Documentation

SQLite Setup Guide

Run nLink in ultra-lightweight mode using an embedded SQLite database. This configuration is perfect for local development, edge devices, and small-scale self-hosting.

Why SQLite?

Unlike MySQL or PostgreSQL, SQLite does not require a separate Docker container. It runs entirely inside the monolithic nLink container, reading from and writing to a single database file on disk. This approach drastically reduces server memory overhead.
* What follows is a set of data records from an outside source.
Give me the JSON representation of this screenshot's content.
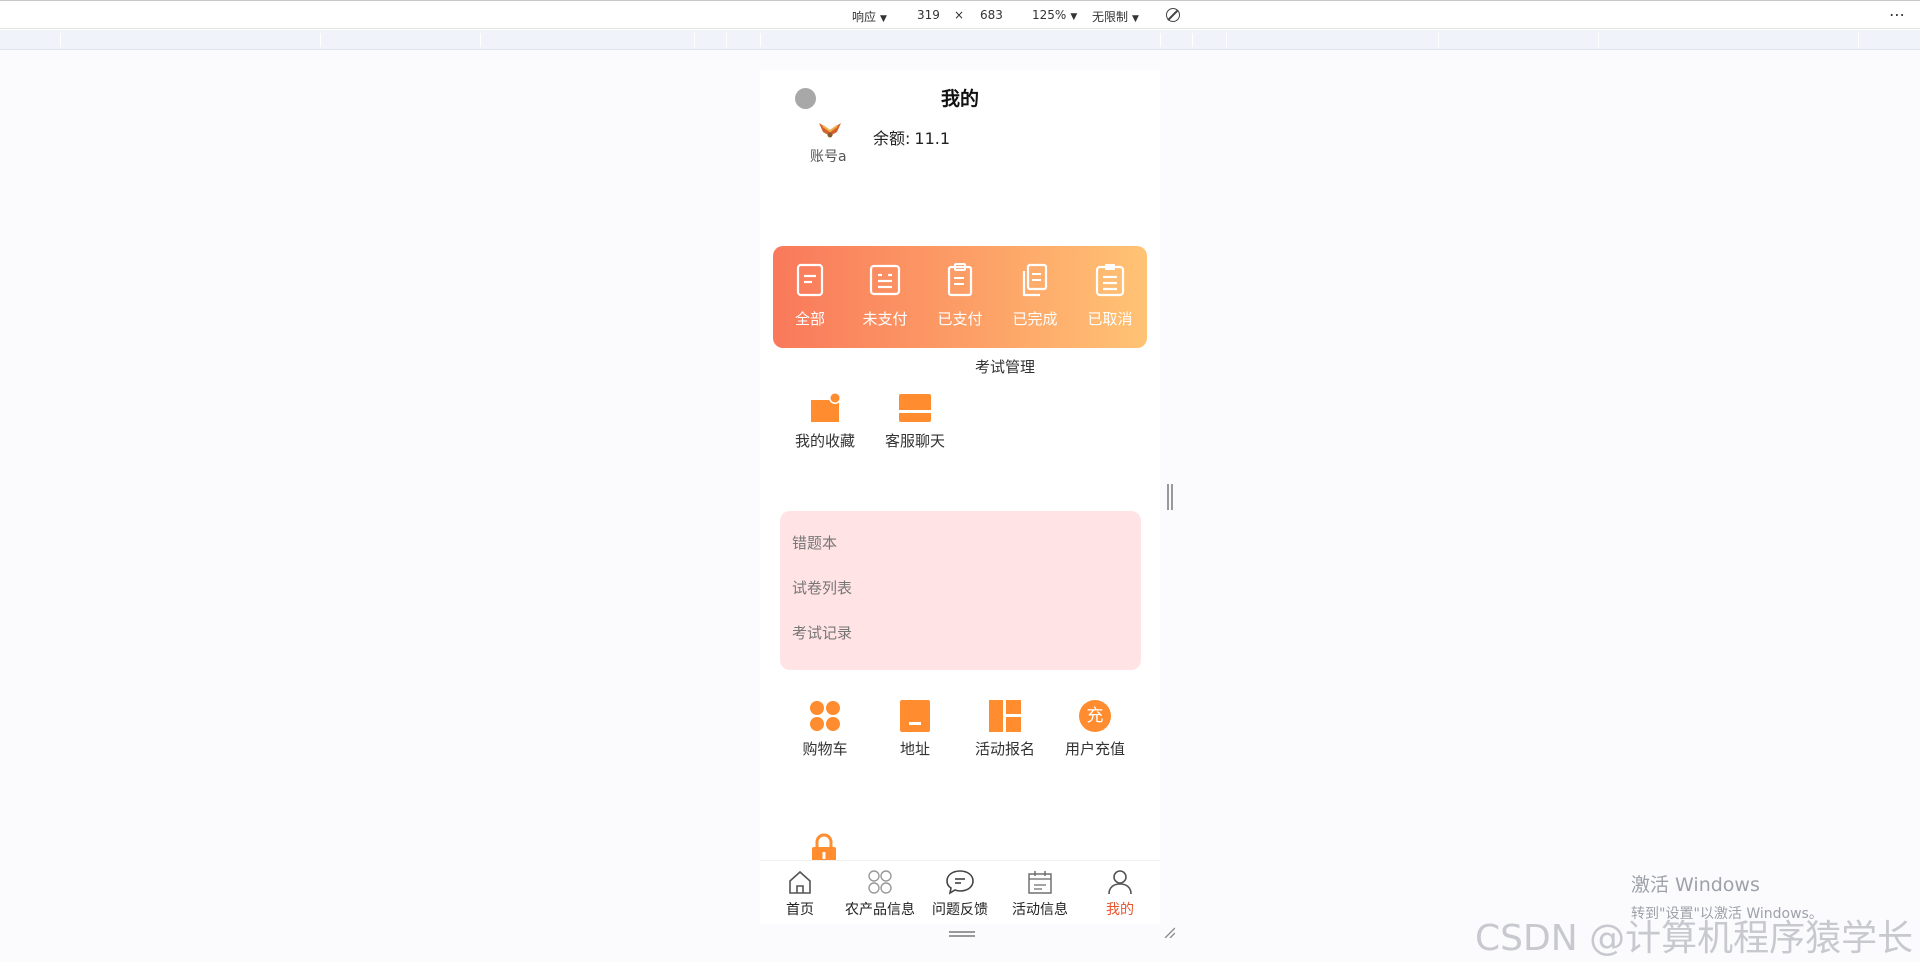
{
  "devtools": {
    "device": "响应",
    "width": "319",
    "times": "×",
    "height": "683",
    "zoom": "125%",
    "throttle": "无限制",
    "more": "⋯"
  },
  "page": {
    "title": "我的",
    "username": "账号a",
    "balance_label": "余额:",
    "balance_value": "11.1"
  },
  "orders": [
    {
      "label": "全部",
      "icon": "document-icon"
    },
    {
      "label": "未支付",
      "icon": "list-icon"
    },
    {
      "label": "已支付",
      "icon": "clipboard-icon"
    },
    {
      "label": "已完成",
      "icon": "copy-icon"
    },
    {
      "label": "已取消",
      "icon": "clipboard-list-icon"
    }
  ],
  "functions": [
    {
      "label": "我的收藏",
      "icon": "favorite-icon"
    },
    {
      "label": "客服聊天",
      "icon": "chat-icon"
    },
    {
      "label": "考试管理",
      "icon": ""
    }
  ],
  "exam_links": [
    "错题本",
    "试卷列表",
    "考试记录"
  ],
  "services": [
    {
      "label": "购物车",
      "icon": "grid-dots-icon"
    },
    {
      "label": "地址",
      "icon": "address-icon"
    },
    {
      "label": "活动报名",
      "icon": "layout-icon"
    },
    {
      "label": "用户充值",
      "icon": "recharge-icon",
      "glyph": "充"
    }
  ],
  "tabbar": [
    {
      "label": "首页",
      "icon": "home-icon",
      "active": false
    },
    {
      "label": "农产品信息",
      "icon": "apps-icon",
      "active": false
    },
    {
      "label": "问题反馈",
      "icon": "message-icon",
      "active": false
    },
    {
      "label": "活动信息",
      "icon": "calendar-icon",
      "active": false
    },
    {
      "label": "我的",
      "icon": "user-icon",
      "active": true
    }
  ],
  "watermarks": {
    "windows_title": "激活 Windows",
    "windows_sub": "转到\"设置\"以激活 Windows。",
    "csdn": "CSDN @计算机程序猿学长"
  },
  "colors": {
    "accent_orange": "#ff8c2e",
    "gradient_start": "#f9795b",
    "gradient_end": "#ffc374",
    "exam_bg": "#ffe3e5",
    "tab_active": "#e8542b"
  }
}
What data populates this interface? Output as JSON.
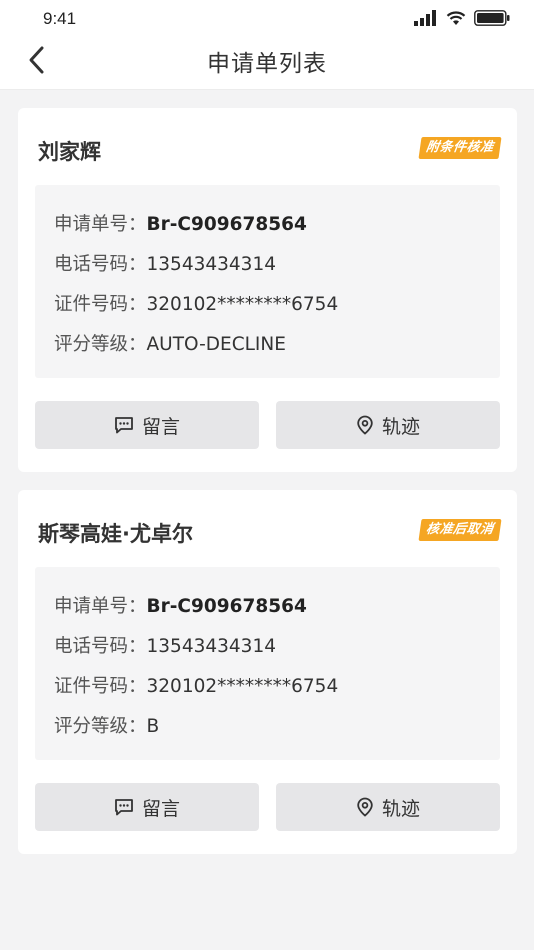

Docker Compose Configuration

SQLite is the default database engine out-of-the-box. The only necessary step is ensuring you configure a persistent volume on the nlink service so your database file survives container updates.

services:
  nlink:
    container_name: nlink-workflow
    image: nlinkio/nlink-workflow:v1.2.0
    ports:
      - "80:80"
    restart: always
    volumes:
      # Map the internal storage directory to your host to persist the SQLite file
      - ./nlink_data:/app/storage
    environment:
      - DATABASE_DEFAULT=SQLITE
      - SQLITE_DATABASE=/app/storage/database.sqlite

Configuration Attributes

  • File Persistence: ./nlink_data:/app/storage
    (By mapping the data directory, your SQLite database file, e.g., database.sqlite, is kept safely on your physical host machine).
  • Auto-provisioning:
    (If the system cannot detect a valid `MYSQL_HOST` or `POSTGRES_HOST`, it will automatically spawn the SQLite file inside its working directory and run migrations on boot).

When to Avoid SQLite

While incredibly fast for reads, SQLite handles heavy concurrent writes less efficiently than dedicated databases. If you plan to run thousands of workflow executions per minute, we highly recommend migrating to PostgreSQL or MySQL.